The NASA Technical Reports Server provides the public access to NASA’s current and historical technical literature and engineering results. It includes the NACA collection, the NASA collection, and the NASA Image eXchange. Over 500,000 aerospace-related citations, over 200,000 full-text online documents, and over 500,000 images and videos are available through a common interface. The search tool permits refinement by category or through the use of a concept cloud. All information found in the NTRS was created or funded by NASA, and it is unlimited, unclassified, and publicly available.
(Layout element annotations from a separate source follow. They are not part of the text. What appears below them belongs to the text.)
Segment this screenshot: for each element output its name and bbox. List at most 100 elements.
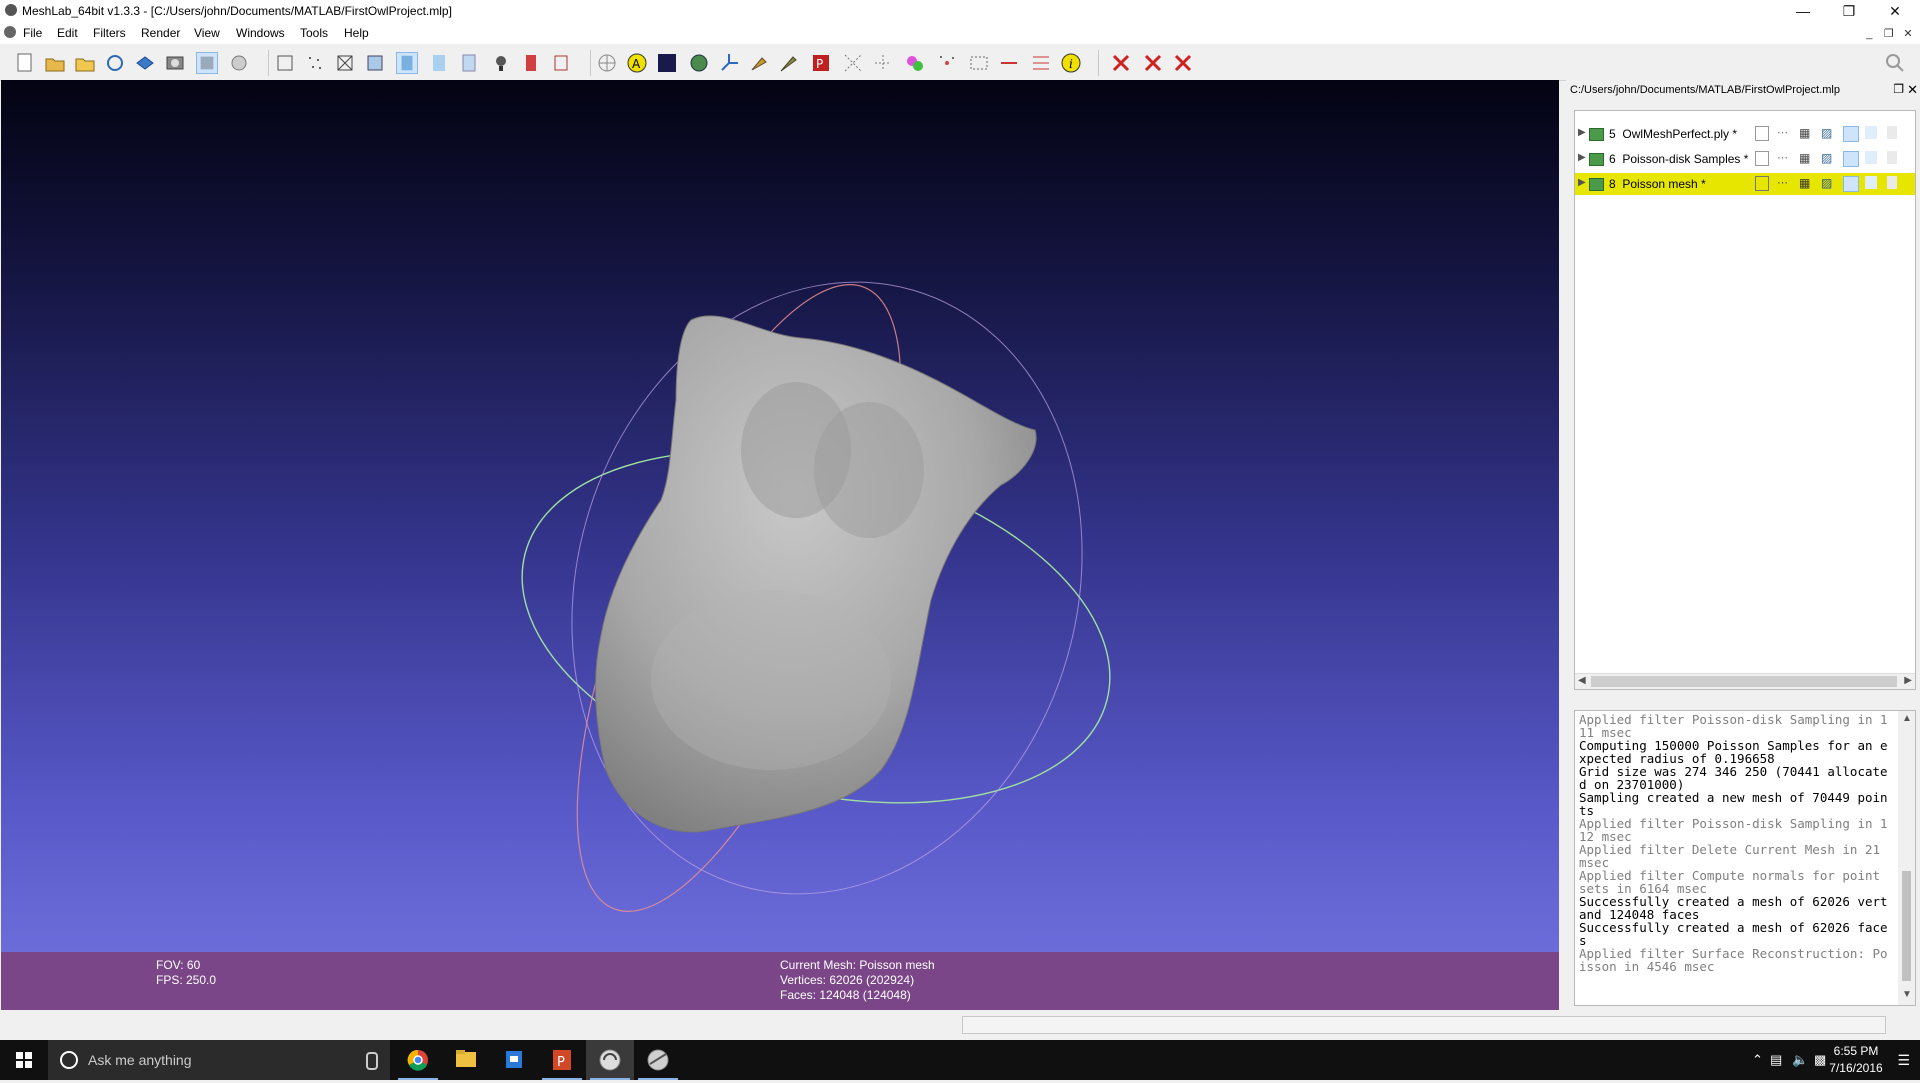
axis-icon[interactable] bbox=[718, 52, 740, 74]
open-project-icon[interactable] bbox=[44, 52, 66, 74]
info-icon[interactable]: i bbox=[1060, 52, 1082, 74]
mdi-close-button[interactable]: ✕ bbox=[1900, 27, 1916, 40]
expand-arrow-icon[interactable]: ▶ bbox=[1578, 177, 1586, 188]
notification-message-icon[interactable]: ▩ bbox=[1814, 1052, 1826, 1068]
close-button[interactable]: ✕ bbox=[1872, 0, 1918, 22]
row-texture-icon[interactable] bbox=[1887, 176, 1897, 189]
menu-file[interactable]: File bbox=[23, 26, 42, 40]
horizontal-scrollbar[interactable]: ◀ ▶ bbox=[1575, 673, 1915, 689]
reload-icon[interactable] bbox=[104, 52, 126, 74]
menu-view[interactable]: View bbox=[194, 26, 220, 40]
dock-close-button[interactable]: ✕ bbox=[1907, 82, 1918, 98]
maximize-button[interactable]: ❐ bbox=[1826, 0, 1872, 22]
delete-vertices-icon[interactable] bbox=[1110, 52, 1132, 74]
paint-icon[interactable] bbox=[748, 52, 770, 74]
light-icon[interactable] bbox=[490, 52, 512, 74]
wireframe-render-icon[interactable] bbox=[334, 52, 356, 74]
microphone-icon[interactable] bbox=[366, 1052, 378, 1070]
taskbar-meshlab[interactable] bbox=[586, 1040, 634, 1080]
row-wire-icon[interactable]: ▦ bbox=[1799, 176, 1815, 192]
select-faces-icon[interactable] bbox=[872, 52, 894, 74]
visibility-eye-icon[interactable] bbox=[1589, 153, 1604, 166]
row-bbox-icon[interactable] bbox=[1755, 151, 1769, 166]
select-connected-icon[interactable] bbox=[998, 52, 1020, 74]
clock-date[interactable]: 7/16/2016 bbox=[1826, 1061, 1886, 1075]
flat-render-icon[interactable] bbox=[396, 52, 418, 74]
search-icon[interactable] bbox=[1884, 52, 1906, 74]
row-bbox-icon[interactable] bbox=[1755, 176, 1769, 191]
taskbar-powerpoint[interactable]: P bbox=[538, 1040, 586, 1080]
start-button[interactable] bbox=[0, 1040, 48, 1080]
row-wire-icon[interactable]: ▦ bbox=[1799, 126, 1815, 142]
color-icon[interactable] bbox=[904, 52, 926, 74]
align-icon[interactable] bbox=[1030, 52, 1052, 74]
mdi-minimize-button[interactable]: _ bbox=[1861, 28, 1877, 40]
volume-icon[interactable]: 🔈 bbox=[1792, 1052, 1808, 1068]
smooth-render-icon[interactable] bbox=[428, 52, 450, 74]
manipulator-icon[interactable] bbox=[596, 52, 618, 74]
layer-row-selected[interactable]: ▶ 8 Poisson mesh * ⋯ ▦ ▨ bbox=[1575, 173, 1915, 195]
row-points-icon[interactable]: ⋯ bbox=[1777, 151, 1793, 167]
selected-faces-icon[interactable] bbox=[550, 52, 572, 74]
row-smooth-icon[interactable] bbox=[1865, 151, 1877, 164]
layer-row[interactable]: ▶ 6 Poisson-disk Samples * ⋯ ▦ ▨ bbox=[1575, 148, 1915, 170]
row-hidden-icon[interactable]: ▨ bbox=[1821, 126, 1837, 142]
row-hidden-icon[interactable]: ▨ bbox=[1821, 176, 1837, 192]
row-points-icon[interactable]: ⋯ bbox=[1777, 176, 1793, 192]
clock-time[interactable]: 6:55 PM bbox=[1826, 1044, 1886, 1058]
menu-windows[interactable]: Windows bbox=[236, 26, 285, 40]
scroll-down-icon[interactable]: ▼ bbox=[1902, 989, 1912, 1000]
menu-render[interactable]: Render bbox=[141, 26, 180, 40]
dock-float-button[interactable]: ❐ bbox=[1893, 82, 1904, 96]
taskbar-store[interactable] bbox=[490, 1040, 538, 1080]
menu-edit[interactable]: Edit bbox=[57, 26, 78, 40]
delete-faces-vertices-icon[interactable] bbox=[1172, 52, 1194, 74]
select-region-icon[interactable] bbox=[968, 52, 990, 74]
scroll-up-icon[interactable]: ▲ bbox=[1902, 713, 1912, 724]
action-center-icon[interactable]: ☰ bbox=[1897, 1052, 1910, 1069]
row-wire-icon[interactable]: ▦ bbox=[1799, 151, 1815, 167]
row-flat-icon[interactable] bbox=[1843, 151, 1859, 167]
row-bbox-icon[interactable] bbox=[1755, 126, 1769, 141]
row-flat-icon[interactable] bbox=[1843, 176, 1859, 192]
scroll-right-icon[interactable]: ▶ bbox=[1904, 675, 1912, 686]
cortana-search-box[interactable]: Ask me anything bbox=[48, 1040, 390, 1080]
layers-toggle-icon[interactable] bbox=[196, 52, 218, 74]
row-flat-icon[interactable] bbox=[1843, 126, 1859, 142]
menu-tools[interactable]: Tools bbox=[300, 26, 328, 40]
brush-icon[interactable] bbox=[778, 52, 800, 74]
expand-arrow-icon[interactable]: ▶ bbox=[1578, 127, 1586, 138]
scroll-left-icon[interactable]: ◀ bbox=[1578, 675, 1586, 686]
visibility-eye-icon[interactable] bbox=[1589, 178, 1604, 191]
row-hidden-icon[interactable]: ▨ bbox=[1821, 151, 1837, 167]
reference-icon[interactable] bbox=[936, 52, 958, 74]
mesh-icon[interactable] bbox=[688, 52, 710, 74]
row-smooth-icon[interactable] bbox=[1865, 176, 1877, 189]
scrollbar-thumb[interactable] bbox=[1902, 871, 1911, 981]
bbox-render-icon[interactable] bbox=[274, 52, 296, 74]
row-points-icon[interactable]: ⋯ bbox=[1777, 126, 1793, 142]
mdi-restore-button[interactable]: ❐ bbox=[1881, 27, 1897, 40]
visibility-eye-icon[interactable] bbox=[1589, 128, 1604, 141]
backface-icon[interactable] bbox=[520, 52, 542, 74]
taskbar-chrome[interactable] bbox=[394, 1040, 442, 1080]
row-texture-icon[interactable] bbox=[1887, 126, 1897, 139]
row-texture-icon[interactable] bbox=[1887, 151, 1897, 164]
annotation-icon[interactable]: A bbox=[626, 52, 648, 74]
menu-help[interactable]: Help bbox=[344, 26, 369, 40]
raster-layers-icon[interactable] bbox=[228, 52, 250, 74]
pick-points-icon[interactable]: P bbox=[810, 52, 832, 74]
hidden-lines-icon[interactable] bbox=[364, 52, 386, 74]
points-render-icon[interactable] bbox=[304, 52, 326, 74]
raster-icon[interactable] bbox=[656, 52, 678, 74]
minimize-button[interactable]: — bbox=[1780, 0, 1826, 22]
layer-row[interactable]: ▶ 5 OwlMeshPerfect.ply * ⋯ ▦ ▨ bbox=[1575, 123, 1915, 145]
taskbar-meshlab-alt[interactable] bbox=[634, 1040, 682, 1080]
scrollbar-thumb[interactable] bbox=[1591, 676, 1897, 687]
texture-render-icon[interactable] bbox=[458, 52, 480, 74]
network-icon[interactable]: ▤ bbox=[1770, 1052, 1782, 1068]
save-icon[interactable] bbox=[134, 52, 156, 74]
expand-arrow-icon[interactable]: ▶ bbox=[1578, 152, 1586, 163]
tray-chevron-icon[interactable]: ⌃ bbox=[1752, 1052, 1763, 1068]
taskbar-file-explorer[interactable] bbox=[442, 1040, 490, 1080]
NTRS logged 3.7 million visits last year and is truly a 24/7 and worldwide. Taking a look at access patterns over a typical week in 2010, one can see that there is no significant fall off in use in terms of both day of the week and time of day. Over a quarter of the traffic to NTRS comes from foreign internet domains, the top five being: United Kingdom, Australia, Germany, China, and Japan. There is no surprise that Google registers as the top referrer to NTRS at 14% after direct traffic. This percentage share rises to 31% after adding in the rest of Google’s international presence. NTRS is also a source to Science.gov and Worldwidescience.org. NTRS has a very strong brand name as shown by top search phases in referring search engines being comprised of “NTRS,” “NASA Technical Report Server,” and derivations thereof.

NTRS promotes the dissemination of NASA STI to the widest audience possible by allowing its information to be harvested by sites using the Open Archives Initiative Protocol for Metadata Harvesting (OAI-PMH). OAI-PMH defines a mechanism for information technology systems to exchange citation information using the open standards HTTP (Hypertext Transport Protocol) and XML (Extensible Markup Language).

Ever wondered how interesting the history of the space program is? Here are a few examples of just a few of the treasures found in the NASA Technical Reports Server:

NACA- SP-1(http://hdl.handle.net/2060/20090015031)

Sophie Elliott-Lynn

This document is a conference paper entitled, “Suggestions for Popularizing Civilian Aviation,” written by “Britain’s Lady Lindy,” Lady Heath, Sophie Mary Eliott-Lynn, Among these suggestions, is the idea that “in all-metal aircraft smoking is permissible, which is an important item of comfort on long journeys” (p. 12).

Saturn V flight manual SA-503(NASA-TM-X-72151) (http://hdl.handle.net/2060/19750063889)

Saturn V VAB

The Saturn V handbook was created to provide the astronaut with a single source reference guide for the characteristics and functions of the launch vehicle and is a fascinating reflection of historic NASA work. It also inspired public conversation on Twitter by users who were quite enthusiastic to page through the details for the building, resourcing, usage, and maintenance of the rocket.

Commercial Use of Aeronautical Research: A design approach and selected wind tunnel results at high subsonic speeds for wing-tip mounted winglets (NASA-TN-D-8260) (http://hdl.handle.net/2060/19760019075)

winglets

Early NASA research of winglets by Collier Trophy-winner, Richard T. Whitcomb, served as a foundation for commercialized winglets familiar to today’s frequent flyers. Winglets have been attributed with saving over two billion gallons of jet fuel over the years. (http://www.sti.nasa.gov/tto/Spinoff2010/t_5.html).

NASA’s In-Situ Resource Utilization Project: Current Accomplishments and Exciting Future Plans (KSC-2010-160) (http://hdl.handle.net/2060/20110002954)

regolith

From the abstract of this paper analyzing future utilization of space resources: “Over the last four years, the ISRU project has taken what was essentially an academic topic with lots of experimentation but little engineering and produced near-full-scale systems that have been demonstrated. In 2008 & again in early 2010, systems that could produce oxygen from lunar soils (or their terrestrial analogs) were tested at a lunar analog site on a volcano in Hawaii.”